It can feel a bit daunting when we start to explore ways to develop understanding of ourselves and process experiences. There are so many different strategies and ideas for managing our wellbeing, it’s hard to know where to start. It might be meditation, exercise, journaling or any number of different activities. Let’s explore why trying something new is so challenging and some common difficulties that might emerge for us.
Getting started with anything new is difficult for most of us. Our brains favour familiarity because it signals safety so newness can lead to resistance, and we can find ourselves stopping a practice before we experience any benefits. If this rings true, you’re not broken, just human.
Maybe you’ve started and stopped a meditation practice 6 or 7 times before finding a way to stick with it (for now). You might know that meditation is helpful for you, understand all the challenges logically but still keep dropping it every couple of months. When we let something go, it’s easy to beat ourselves up about failing at yet another thing. But each time we ‘fail,’ we can learn something new about our relationship to the activity.
Think about a time you started something new and stuck with it. Even if it’s hard to find something, it’s there. Maybe think about what you do each day and pick one of those or bring to mind an achievement and think about the steps it took to get there.
- Can you remember how you felt when you started doing it?
- What helped you stick with it even when it was difficult?
- What did you do to support yourself or what support did you seek out to keep going?
We can draw on these feelings and learnings whenever we start something new.
Sometimes without realising it, we give up on new activities because they are a bit (or very) uncomfortable. This discomfort signals a lack of safety that our brains are clinging to so we avoid it. But if we really want a change to happen, we need to sit in the uncomfortable for a little while until our brain learns that we’re still safe. It’s a bit like exposure for anxiety. The longer we stay in the situation triggering our anxiety, the more likely we are to experience that anxiety lessen.
It's important to note that we’re talking about discomfort here, not distress. That’s usually a sign we’ve gone too far with something and need to back off a little.
One of the key pieces of advice given for doing new things, making changes or creating habits is to start small. The reason why this can be so effective is that smaller changes activate less resistance in our thoughts and feelings. There are fewer reasons we can give for not walking for 5 minutes than not running for 20 minutes each day. Small changes are more manageable emotionally but because they appear insignificant, we often dismiss them as an option.

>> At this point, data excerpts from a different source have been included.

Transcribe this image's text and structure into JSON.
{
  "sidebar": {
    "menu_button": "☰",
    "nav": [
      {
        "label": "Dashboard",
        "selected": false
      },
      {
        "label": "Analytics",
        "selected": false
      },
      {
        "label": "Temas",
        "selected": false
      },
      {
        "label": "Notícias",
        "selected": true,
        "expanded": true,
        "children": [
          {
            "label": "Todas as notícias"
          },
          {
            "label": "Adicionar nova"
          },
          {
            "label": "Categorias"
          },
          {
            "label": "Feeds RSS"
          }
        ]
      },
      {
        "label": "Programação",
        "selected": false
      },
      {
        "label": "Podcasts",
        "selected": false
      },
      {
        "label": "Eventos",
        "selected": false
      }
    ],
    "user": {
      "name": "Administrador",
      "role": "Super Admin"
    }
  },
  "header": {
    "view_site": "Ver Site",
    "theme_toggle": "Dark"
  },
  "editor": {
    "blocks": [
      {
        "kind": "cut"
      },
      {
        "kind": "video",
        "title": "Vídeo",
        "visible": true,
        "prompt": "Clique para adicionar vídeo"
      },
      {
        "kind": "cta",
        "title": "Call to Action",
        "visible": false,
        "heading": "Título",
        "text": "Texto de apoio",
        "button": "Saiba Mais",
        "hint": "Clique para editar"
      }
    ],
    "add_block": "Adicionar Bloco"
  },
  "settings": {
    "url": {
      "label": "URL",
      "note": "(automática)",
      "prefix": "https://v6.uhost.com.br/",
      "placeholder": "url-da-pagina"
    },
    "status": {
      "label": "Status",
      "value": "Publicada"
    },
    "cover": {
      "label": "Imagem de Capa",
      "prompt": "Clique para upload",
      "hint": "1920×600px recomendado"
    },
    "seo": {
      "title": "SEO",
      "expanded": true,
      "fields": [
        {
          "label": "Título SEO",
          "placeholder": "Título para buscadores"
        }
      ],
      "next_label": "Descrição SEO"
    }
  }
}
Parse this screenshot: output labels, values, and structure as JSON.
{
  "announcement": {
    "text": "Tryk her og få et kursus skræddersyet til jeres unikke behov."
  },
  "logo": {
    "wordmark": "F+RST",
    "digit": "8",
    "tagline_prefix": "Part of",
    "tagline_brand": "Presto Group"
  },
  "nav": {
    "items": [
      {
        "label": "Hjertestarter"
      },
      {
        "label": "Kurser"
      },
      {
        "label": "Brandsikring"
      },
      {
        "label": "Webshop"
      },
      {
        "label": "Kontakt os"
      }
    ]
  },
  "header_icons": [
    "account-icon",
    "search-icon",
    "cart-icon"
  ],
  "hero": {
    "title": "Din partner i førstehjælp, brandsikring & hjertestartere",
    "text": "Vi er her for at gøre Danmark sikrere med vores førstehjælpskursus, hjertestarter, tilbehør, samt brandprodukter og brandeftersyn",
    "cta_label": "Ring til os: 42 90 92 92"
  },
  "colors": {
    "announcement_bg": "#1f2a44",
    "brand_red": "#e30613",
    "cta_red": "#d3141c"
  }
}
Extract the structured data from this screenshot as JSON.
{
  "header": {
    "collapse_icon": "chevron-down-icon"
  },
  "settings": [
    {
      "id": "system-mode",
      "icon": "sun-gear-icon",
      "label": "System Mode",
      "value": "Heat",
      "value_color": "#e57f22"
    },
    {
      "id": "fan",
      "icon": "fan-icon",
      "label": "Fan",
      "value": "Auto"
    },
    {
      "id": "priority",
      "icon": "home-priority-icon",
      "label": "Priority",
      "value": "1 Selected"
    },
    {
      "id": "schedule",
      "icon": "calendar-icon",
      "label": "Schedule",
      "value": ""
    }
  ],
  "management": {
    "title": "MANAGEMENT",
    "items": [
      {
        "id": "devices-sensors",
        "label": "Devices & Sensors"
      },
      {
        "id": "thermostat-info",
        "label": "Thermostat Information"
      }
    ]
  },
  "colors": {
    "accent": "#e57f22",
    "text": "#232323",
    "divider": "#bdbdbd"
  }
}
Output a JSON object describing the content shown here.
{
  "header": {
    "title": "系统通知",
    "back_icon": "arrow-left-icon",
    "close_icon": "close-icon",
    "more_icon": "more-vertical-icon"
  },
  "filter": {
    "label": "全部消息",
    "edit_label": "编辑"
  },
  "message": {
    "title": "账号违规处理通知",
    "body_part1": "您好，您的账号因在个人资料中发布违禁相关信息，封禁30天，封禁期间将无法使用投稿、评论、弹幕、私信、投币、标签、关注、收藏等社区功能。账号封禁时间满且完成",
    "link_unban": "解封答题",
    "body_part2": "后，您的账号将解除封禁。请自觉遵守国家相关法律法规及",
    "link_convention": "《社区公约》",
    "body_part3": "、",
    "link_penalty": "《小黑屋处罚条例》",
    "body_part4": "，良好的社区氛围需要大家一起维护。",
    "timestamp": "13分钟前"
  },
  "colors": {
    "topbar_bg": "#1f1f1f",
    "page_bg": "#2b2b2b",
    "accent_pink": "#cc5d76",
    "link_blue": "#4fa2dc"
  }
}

This can be the case more often when addressing our emotional wellbeing because we can find ourselves in a state of desperation. We feel so terrible that we start trying all the ‘tricks’ we can find to change things only to discover that none of it is making us feel better. We get frustrated at the new strategies we’ve tried and at ourselves for bothering to try. In moments of desperation, it is even more important that we are gentle with ourselves and start with small, manageable changes or we will find ourselves repeating this cycle of trying everything and getting nothing in return.
Before you start with a new activity, it can be helpful to consider some of the following questions. These can provide a framework for holding us in the exploration of something new.
Why do you want to start doing this?
Is it because you’re curious about it and wondering if it will be helpful? Or because someone told you to do it? Having a clear ‘why’ is what keeps us returning to an activity even when it feels tough.
What are you hoping to get out of it?
It’s highly unlikely that any activity will have an immediate, long lasting positive impact. We can have high expectations for all sorts of reasons so it’s important to keep it realistic. If the activity is moving us towards the type of life we want to have or type of person we want to be, it’s always worth it but the benefits may be imperceptible. For example, we might not realise how helpful regular exercise is until we have an injury and are forced to stop. The experience of starting anything new will have its ups and downs so we need to be willing to stick to something long enough to feel the positive impact.
Can this fit into your life? If so, how?
We’ll only stick to something if we can work out a way to fit it into our lives. Consider time, resources and money required for the new activity. If we have to rearrange entire days week after week for an activity, we’re unlikely to keep going with it. Sometimes we need to accept that it can’t look exactly how we want it to so need to adjust to suit our needs. For example, you might want to meditate for 20 minutes every day but the reality is that other commitments take priority and a full 20 minutes each day is not achievable right now. But 5 minutes twice a day could work instead.
To conclude, starting anything new or doing something different is uncomfortable. There are so many reasons why an activity might not work for us but none of those reasons is about you as a person. There’s usually something that isn’t quite right and whilst we have a tendency to lean into judging ourselves harshly for giving up on something. The practice (which can also be uncomfortable) of treating ourselves kindly and remaining curious about what we can learn each time will be more helpful long term.